When a blood culture turns positive, the laboratory workflow shifts immediately from routine processing to time-critical execution. Gram stain information provides an early signal, but the transition to species identification and antimicrobial susceptibility data still unfolds over a longer timeline.
This gap is well understood. It is also where laboratories are increasingly seeking to gain time, without compromising the reliability and structure that diagnostic workflows depend on.
Bruker is focusing specifically on this part of the process, where improvements in timing can translate directly into greater clinical relevance.
In most laboratories, the pathway remains sequential. Following positivity, subculture is required to obtain isolated colonies, anchoring identification and susceptibility testing to an overnight incubation step.
Approaches direct from positive blood culture (PBC) have already shifted part of this timeline. Using Bruker Arc™ or the MBT Sepsityper® Kit US IVD, laboratories can process PBC samples immediately and proceed to MALDI-TOF-based identification without waiting for colony growth.

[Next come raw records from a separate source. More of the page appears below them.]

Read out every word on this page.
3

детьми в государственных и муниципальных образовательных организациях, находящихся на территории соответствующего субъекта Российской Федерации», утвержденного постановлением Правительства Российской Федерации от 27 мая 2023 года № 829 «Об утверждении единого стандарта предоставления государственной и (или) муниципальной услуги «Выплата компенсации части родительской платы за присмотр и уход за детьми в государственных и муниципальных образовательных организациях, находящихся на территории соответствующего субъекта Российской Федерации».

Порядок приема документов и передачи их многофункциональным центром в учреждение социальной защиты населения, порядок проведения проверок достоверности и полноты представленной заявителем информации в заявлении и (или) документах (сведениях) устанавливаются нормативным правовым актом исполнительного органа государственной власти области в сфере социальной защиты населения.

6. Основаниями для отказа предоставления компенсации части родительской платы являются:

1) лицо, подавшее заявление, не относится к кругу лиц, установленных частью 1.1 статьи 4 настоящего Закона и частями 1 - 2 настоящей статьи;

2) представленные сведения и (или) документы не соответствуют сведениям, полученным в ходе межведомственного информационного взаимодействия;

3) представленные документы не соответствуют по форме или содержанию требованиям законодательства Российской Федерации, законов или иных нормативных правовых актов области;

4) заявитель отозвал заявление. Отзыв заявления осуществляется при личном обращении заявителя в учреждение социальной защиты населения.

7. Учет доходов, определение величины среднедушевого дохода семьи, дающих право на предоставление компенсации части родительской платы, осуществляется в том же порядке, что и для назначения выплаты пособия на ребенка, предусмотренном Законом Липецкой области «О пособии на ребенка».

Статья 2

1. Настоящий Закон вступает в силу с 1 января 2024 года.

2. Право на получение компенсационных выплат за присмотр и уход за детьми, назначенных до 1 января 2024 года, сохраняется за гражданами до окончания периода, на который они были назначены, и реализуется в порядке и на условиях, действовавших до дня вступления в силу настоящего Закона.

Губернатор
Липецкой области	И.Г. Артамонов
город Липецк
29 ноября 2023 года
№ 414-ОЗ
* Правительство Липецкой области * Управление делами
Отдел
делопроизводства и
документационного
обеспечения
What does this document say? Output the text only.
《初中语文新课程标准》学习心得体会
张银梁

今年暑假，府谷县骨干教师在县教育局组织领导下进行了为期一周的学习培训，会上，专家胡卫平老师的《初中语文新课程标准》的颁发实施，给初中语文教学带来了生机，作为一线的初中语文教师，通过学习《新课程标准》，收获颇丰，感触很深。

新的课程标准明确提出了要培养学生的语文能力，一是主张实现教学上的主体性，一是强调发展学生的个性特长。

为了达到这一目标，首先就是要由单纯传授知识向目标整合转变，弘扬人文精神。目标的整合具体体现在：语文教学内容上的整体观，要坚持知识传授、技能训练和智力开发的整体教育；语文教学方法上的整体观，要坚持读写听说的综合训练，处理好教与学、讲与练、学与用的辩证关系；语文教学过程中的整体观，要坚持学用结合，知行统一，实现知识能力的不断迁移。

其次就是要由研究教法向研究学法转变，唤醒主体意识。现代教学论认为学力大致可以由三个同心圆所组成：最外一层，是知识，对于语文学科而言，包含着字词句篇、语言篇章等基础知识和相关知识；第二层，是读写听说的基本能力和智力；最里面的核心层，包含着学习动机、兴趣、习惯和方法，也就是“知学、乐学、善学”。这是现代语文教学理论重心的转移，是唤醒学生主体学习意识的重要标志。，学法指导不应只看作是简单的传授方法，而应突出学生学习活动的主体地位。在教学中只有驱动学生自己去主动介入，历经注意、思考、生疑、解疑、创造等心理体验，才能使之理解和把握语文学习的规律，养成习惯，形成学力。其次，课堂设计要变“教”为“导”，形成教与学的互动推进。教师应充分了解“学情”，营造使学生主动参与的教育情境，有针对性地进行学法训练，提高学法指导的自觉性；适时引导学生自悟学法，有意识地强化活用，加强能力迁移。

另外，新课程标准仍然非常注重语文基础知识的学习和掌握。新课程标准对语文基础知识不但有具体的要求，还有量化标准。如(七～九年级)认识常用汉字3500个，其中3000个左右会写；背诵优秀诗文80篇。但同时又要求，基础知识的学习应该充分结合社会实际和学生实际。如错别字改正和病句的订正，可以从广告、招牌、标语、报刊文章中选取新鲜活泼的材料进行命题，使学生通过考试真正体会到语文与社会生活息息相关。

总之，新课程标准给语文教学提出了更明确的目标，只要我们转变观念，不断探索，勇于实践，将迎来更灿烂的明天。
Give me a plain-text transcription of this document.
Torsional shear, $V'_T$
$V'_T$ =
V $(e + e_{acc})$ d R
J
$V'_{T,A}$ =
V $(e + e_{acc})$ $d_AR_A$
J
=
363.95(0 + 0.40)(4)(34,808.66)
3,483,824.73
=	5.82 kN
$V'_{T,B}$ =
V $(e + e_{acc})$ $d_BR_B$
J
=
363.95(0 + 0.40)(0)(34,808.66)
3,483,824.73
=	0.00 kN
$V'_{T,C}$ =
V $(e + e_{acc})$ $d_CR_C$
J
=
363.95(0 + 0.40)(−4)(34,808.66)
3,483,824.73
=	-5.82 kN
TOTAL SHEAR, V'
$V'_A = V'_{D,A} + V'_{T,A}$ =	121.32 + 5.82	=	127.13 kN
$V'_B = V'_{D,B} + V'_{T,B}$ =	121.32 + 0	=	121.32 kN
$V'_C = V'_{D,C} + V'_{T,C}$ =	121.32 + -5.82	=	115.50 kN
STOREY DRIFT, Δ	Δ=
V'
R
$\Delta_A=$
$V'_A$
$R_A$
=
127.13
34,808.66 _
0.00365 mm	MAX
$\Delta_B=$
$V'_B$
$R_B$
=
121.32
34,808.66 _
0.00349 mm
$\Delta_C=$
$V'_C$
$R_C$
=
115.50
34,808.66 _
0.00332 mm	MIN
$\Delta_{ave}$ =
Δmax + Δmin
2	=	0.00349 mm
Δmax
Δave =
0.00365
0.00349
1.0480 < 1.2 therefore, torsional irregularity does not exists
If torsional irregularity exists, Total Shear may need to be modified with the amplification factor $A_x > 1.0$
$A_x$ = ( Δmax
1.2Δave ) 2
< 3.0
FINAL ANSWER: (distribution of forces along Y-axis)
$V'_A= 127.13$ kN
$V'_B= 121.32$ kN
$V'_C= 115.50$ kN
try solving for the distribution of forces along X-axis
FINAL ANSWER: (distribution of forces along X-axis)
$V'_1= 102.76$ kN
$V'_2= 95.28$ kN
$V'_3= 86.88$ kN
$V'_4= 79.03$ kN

This has changed how quickly species-level results can be obtained. It has also raised a more practical question for many laboratories: if identification can move closer to the moment of positivity, can antimicrobial susceptibility testing (AST) follow?
Even when identification is obtained earlier, susceptibility testing typically remains tied to subculture and overnight incubation. This creates a persistent gap between knowing the organism and understanding how to treat it.
Bruker’s aim is to close this gap by enabling phenotypic susceptibility testing directly from positive blood cultures and bringing actionable results into the same working shift - rather than the next day - while fitting within existing staffing models and without adding complexity.
Bruker Wave™, currently under FDA review and not available for sale in the United States, is being developed within this context.
Susceptibility data only has clinical value if it becomes available while treatment decisions are still evolving. In bloodstream infections, therapy typically starts empirically and is adjusted as microbiological results become available. Delays in effective therapy have been associated with increased mortality, underscoring how closely timing and outcome are linked.1,2,3
For the laboratory, this places a clear emphasis on delivering AST results at a point where they can still influence treatment decisions, rather than confirming them after the fact.
1. Kumar A, et al. Crit Care Med. 2006;34(6):1589-1596.
2. Seymour CW, et al. N Engl J Med. 2017;376(23):2235-2244.
3. Liu VX, et al. Am J Respir Crit Care Med. 2017;196(7):856-863.